The largest sector in terms of disbursements is Energy & Power (36%) followed by Transport & Communication (21%), Agriculture (8%), Education (7%), Health (6%) and Physical Planning and Housing (5%).
External financing has become an important source for developing countries including Pakistan to finance development interventions and generate economic activity in the economy. It not only improves the efficiency of resource allocation and economic growth but also helps the government to augment its limited financial resources allocated for the provision of public goods such as health, education, safety nets, etc.
As of 31st December 2020, Pakistan’s total external public debt stands at USD 82.2 billion. Pakistan’s external public debt is derived from three key sources. The major source is multilateral debt (comprising of 50% inclusive of IMF), followed by bilateral 27%, and foreign commercial banks 11% while the remaining 13% of debt consists of SAFE deposit and Bonds (inclusive of Sukuk).
As of 31st December 2020, 70% of total external public debt consists of loans on fixed interest rates while 30% of loans are obtained on floating interest rates.

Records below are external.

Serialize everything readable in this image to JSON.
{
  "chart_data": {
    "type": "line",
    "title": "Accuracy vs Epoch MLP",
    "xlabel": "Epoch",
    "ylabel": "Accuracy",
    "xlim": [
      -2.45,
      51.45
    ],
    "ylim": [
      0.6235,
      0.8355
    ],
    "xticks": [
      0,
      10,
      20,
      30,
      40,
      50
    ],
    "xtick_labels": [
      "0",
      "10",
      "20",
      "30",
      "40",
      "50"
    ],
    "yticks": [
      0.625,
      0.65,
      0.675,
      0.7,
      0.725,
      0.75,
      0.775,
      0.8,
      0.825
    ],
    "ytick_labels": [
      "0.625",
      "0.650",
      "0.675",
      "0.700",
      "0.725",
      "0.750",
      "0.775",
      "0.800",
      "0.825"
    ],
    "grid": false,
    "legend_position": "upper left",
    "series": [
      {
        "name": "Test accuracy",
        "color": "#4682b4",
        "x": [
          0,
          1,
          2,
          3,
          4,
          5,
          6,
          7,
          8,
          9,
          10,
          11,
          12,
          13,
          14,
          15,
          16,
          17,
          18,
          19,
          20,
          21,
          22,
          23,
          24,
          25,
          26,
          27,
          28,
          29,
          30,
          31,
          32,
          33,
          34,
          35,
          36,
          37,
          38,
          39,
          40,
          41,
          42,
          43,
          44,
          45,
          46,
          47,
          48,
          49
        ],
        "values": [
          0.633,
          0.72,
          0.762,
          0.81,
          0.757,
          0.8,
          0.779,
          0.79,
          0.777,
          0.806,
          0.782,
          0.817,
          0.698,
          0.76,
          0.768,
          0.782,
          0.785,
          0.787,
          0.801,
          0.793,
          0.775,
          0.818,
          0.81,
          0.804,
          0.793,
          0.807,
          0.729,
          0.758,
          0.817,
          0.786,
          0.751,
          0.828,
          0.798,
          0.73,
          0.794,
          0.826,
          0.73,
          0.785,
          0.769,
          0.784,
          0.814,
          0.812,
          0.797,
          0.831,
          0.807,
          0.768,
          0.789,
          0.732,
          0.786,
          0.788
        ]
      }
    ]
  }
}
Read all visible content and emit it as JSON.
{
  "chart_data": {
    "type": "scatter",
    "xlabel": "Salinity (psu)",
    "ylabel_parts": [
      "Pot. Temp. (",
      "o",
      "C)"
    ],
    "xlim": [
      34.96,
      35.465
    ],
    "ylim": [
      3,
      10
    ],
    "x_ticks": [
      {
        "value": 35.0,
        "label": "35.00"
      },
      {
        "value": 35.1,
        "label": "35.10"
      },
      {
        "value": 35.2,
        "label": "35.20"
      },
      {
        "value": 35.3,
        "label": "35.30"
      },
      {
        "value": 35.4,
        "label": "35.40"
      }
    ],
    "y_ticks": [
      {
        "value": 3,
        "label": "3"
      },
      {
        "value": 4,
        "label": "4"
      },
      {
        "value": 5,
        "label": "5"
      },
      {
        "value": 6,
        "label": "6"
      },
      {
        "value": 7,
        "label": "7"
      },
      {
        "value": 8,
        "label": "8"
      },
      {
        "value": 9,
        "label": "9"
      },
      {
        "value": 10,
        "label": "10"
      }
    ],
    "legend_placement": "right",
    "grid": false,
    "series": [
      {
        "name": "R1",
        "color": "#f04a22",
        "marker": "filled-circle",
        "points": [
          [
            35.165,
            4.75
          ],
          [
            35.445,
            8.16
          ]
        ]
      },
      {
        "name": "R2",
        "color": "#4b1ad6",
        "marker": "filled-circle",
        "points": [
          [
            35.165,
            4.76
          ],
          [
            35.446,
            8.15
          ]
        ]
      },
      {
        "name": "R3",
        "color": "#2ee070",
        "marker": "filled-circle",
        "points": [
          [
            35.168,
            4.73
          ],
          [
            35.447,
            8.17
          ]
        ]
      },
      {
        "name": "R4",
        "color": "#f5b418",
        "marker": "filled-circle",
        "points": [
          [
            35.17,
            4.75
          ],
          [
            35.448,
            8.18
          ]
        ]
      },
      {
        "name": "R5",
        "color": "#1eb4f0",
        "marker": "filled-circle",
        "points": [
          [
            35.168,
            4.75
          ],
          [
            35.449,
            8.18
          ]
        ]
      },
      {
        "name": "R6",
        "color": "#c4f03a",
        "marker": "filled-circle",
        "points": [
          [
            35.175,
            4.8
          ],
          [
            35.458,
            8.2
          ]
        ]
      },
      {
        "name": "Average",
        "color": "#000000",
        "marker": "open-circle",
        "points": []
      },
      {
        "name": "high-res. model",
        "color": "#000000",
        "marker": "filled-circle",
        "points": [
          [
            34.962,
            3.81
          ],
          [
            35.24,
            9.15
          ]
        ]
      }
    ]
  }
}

During July- Dec 2020, the debt bulletin disclosed that the government settled USD 3.40 billion on account of debt servicing of external public loans. It consists of a principal payment of USD 2.68 million and an interest payment of USD 718 million.
During the period, the majority of repayments were made against the commercial banks (47%), followed by ADB (15%), IDB (14%), World Bank (12%), Bonds (5%) and China (4%).
For the period under review, net transfers to the government debt were USD 2.90 billion. An amount of USD 1 billion was arranged from the SAFE authority to repay the deposit received from a friendly country. If that amount is excluded, then the country has net transfers of only USD 1.90 billion, the report said.
The share of concessional external loans with longer maturity increased by USD 1.28 billion (multilateral and bilateral loans) and the share of commercial borrowing has increased by USD 620 million. This indicates qualitative improvement in the external public debt stock, it added.